Jusqu’à ce que le petit monde des lettres, microcosme aléatoire qui se donne des airs de grandeur, lui oppose une certaine indifférence, ce qu’il interpréta comme un rejet d’autant que même le journal, « son » Sud-Ouest, avait fini par l’évincer. L’humiliation le saisit d’autant plus fort que, sous le masque d’un dandy désinvolte et alcoolique, il ruminait de longue date la conviction d’être un imposteur. Pourtant, La Pension des nonnes, Mari-Barbola, Querencia & autres lieux sûrs, Cœur de père se laissent relire avec un plaisir sans mélange, pour ne rien dire du tout dernier Oui j’ai connu des jours de grâce, titre qui résonne comme un adieu.
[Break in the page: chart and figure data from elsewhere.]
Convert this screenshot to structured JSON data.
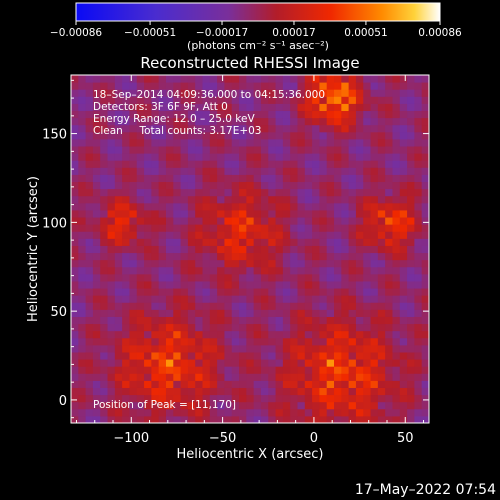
{
  "chart_data": {
    "type": "heatmap",
    "title": "Reconstructed RHESSI Image",
    "xlabel": "Heliocentric X (arcsec)",
    "ylabel": "Heliocentric Y (arcsec)",
    "xlim": [
      -133,
      63
    ],
    "ylim": [
      -13,
      183
    ],
    "xticks": [
      -100,
      -50,
      0,
      50
    ],
    "xtick_labels": [
      "−100",
      "−50",
      "0",
      "50"
    ],
    "yticks": [
      0,
      50,
      100,
      150
    ],
    "ytick_labels": [
      "0",
      "50",
      "100",
      "150"
    ],
    "colorbar": {
      "ticks": [
        -0.00086,
        -0.00051,
        -0.00017,
        0.00017,
        0.00051,
        0.00086
      ],
      "tick_labels": [
        "−0.00086",
        "−0.00051",
        "−0.00017",
        "0.00017",
        "0.00051",
        "0.00086"
      ],
      "units_label": "(photons cm⁻² s⁻¹ asec⁻²)",
      "range": [
        -0.00086,
        0.00086
      ]
    },
    "annotations": [
      "18–Sep–2014 04:09:36.000 to 04:15:36.000",
      "Detectors: 3F 6F 9F, Att 0",
      "Energy Range: 12.0 – 25.0 keV",
      "Clean     Total counts: 3.17E+03"
    ],
    "peak_label": "Position of Peak = [11,170]",
    "peak": [
      11,
      170
    ],
    "sources": [
      {
        "x": -80,
        "y": 20,
        "sigma": 18,
        "amp": 0.0006
      },
      {
        "x": -105,
        "y": 100,
        "sigma": 9,
        "amp": 0.0005
      },
      {
        "x": -40,
        "y": 95,
        "sigma": 15,
        "amp": 0.0005
      },
      {
        "x": 42,
        "y": 100,
        "sigma": 10,
        "amp": 0.0006
      },
      {
        "x": 11,
        "y": 170,
        "sigma": 10,
        "amp": 0.00086
      },
      {
        "x": 15,
        "y": 15,
        "sigma": 20,
        "amp": 0.0006
      }
    ]
  },
  "footer_timestamp": "17–May–2022 07:54",
  "colors": {
    "background": "#000000",
    "low_color": "#0a0af5",
    "mid_color": "#7a2fa0",
    "high_color": "#ff2a00",
    "top_color": "#ffffff"
  }
}
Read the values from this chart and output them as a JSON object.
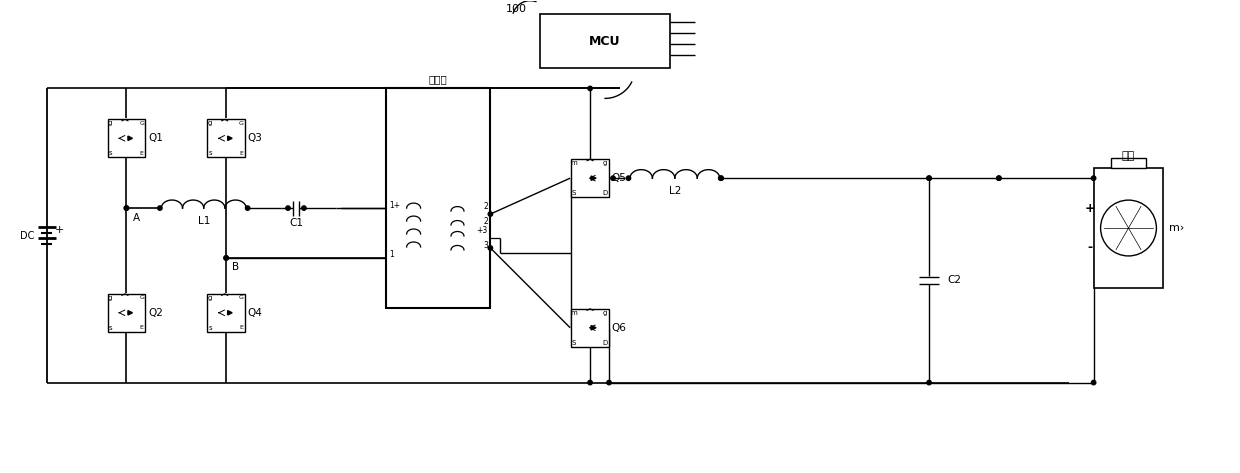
{
  "bg_color": "#ffffff",
  "line_color": "#000000",
  "figsize": [
    12.4,
    4.73
  ],
  "dpi": 100,
  "mosfet_q1_q4_labels": [
    "Q1",
    "Q2",
    "Q3",
    "Q4"
  ],
  "mosfet_q5_q6_labels": [
    "Q5",
    "Q6"
  ],
  "component_labels": [
    "L1",
    "C1",
    "L2",
    "C2"
  ],
  "dc_label": "DC",
  "node_a": "A",
  "node_b": "B",
  "mcu_label": "MCU",
  "mcu_ref": "100",
  "transformer_label": "变压器",
  "battery_label": "电池",
  "motor_label": "m›",
  "trans_pin_labels": [
    "1+",
    "2",
    "2",
    "+3",
    "1",
    "3"
  ],
  "xlim": [
    0,
    124
  ],
  "ylim": [
    0,
    47.3
  ]
}
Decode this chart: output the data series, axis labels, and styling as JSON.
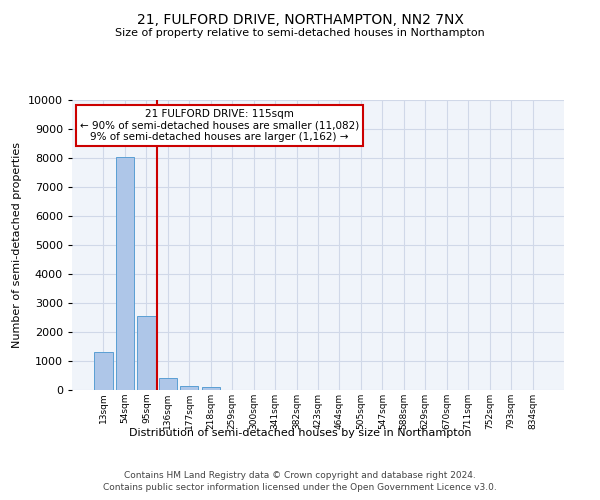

La solitude absolue dans laquelle il quitta ce monde, et le doute même sur la cause de sa mort, bouleversèrent ceux qui l’avaient connu. Le Gentilhomme à la main sur la poitrine est le plus bel hommage dont on puisse rêver car il est d’une délicatesse sans pareille.
J’ai fréquenté Pierre Veilletet dont j’aimais l’esprit, la plume et la mélancolie. Je connais à peine Yves Harté. Ils se sont voussoyés toute leur vie commune. La lecture de « leur » livre, si je puis dire, donnerait envie de demander à chacun s’il accepterait de devenir notre ami d’enfance.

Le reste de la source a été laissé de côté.